Through student surveys, and data like suspensions, absences, arrests, graduation, college enrollment and persistence, the study’s authors suggest that Social Emotional Learning (they call it Social Emotional Development) practices are what makes the difference.
This month, another study – that’s also not behind a paywall – reinforced those findings.
Teachers and Students’ Postsecondary Outcomes: Testing the Predictive Power of Test and Nontest Teacher Quality Measures is by Benjamin Backes, James Cowan, Dan Goldhaber, Roddy Theobald.
Here’s an excerpt:
Test-based teacher quality measures have more explanatory power for outcomes relevant for students at the top of
the achievement distribution such as attending a more selective college, while nontest measures have more explanatory power for whether students graduate from high school and enroll in college at all.

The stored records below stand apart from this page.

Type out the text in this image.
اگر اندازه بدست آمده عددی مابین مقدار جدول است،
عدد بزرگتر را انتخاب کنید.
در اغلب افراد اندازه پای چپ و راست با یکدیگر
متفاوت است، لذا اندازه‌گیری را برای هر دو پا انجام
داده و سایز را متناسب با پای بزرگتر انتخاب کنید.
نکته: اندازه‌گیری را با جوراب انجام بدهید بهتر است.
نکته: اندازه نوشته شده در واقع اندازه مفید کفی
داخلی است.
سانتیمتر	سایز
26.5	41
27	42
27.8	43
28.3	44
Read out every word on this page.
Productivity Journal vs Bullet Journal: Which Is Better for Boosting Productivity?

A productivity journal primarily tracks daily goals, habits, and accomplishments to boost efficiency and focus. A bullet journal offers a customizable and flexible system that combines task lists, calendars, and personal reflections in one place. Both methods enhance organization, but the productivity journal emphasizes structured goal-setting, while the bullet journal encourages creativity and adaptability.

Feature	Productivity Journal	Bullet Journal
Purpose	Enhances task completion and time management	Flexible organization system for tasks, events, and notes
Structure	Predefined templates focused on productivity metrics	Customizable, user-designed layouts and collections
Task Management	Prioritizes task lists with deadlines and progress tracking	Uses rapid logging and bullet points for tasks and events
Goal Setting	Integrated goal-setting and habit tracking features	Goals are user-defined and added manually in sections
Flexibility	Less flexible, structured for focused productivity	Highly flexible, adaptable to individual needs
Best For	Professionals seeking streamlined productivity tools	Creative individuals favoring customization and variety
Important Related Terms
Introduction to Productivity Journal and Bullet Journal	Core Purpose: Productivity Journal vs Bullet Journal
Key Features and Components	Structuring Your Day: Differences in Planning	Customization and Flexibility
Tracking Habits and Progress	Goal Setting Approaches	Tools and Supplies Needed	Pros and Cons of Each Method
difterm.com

In other words, the teachers who are most successful in helping high-academic-performing students raise their test scores can help their students get into more selective colleges and universities.
The teachers who are most effective in increasing non-test metrics (course grades, suspensions, attendance, and grade promotion) are the ones who are most successful in getting those students who might face more challenges to enroll in college…period.
Perhaps those districts who have prioritized teacher valued-added ratings emphasizing test scores might want to consider revisiting that policy (see The Best Resources For Learning About The “Value-Added” Approach Towards Teacher Evaluation).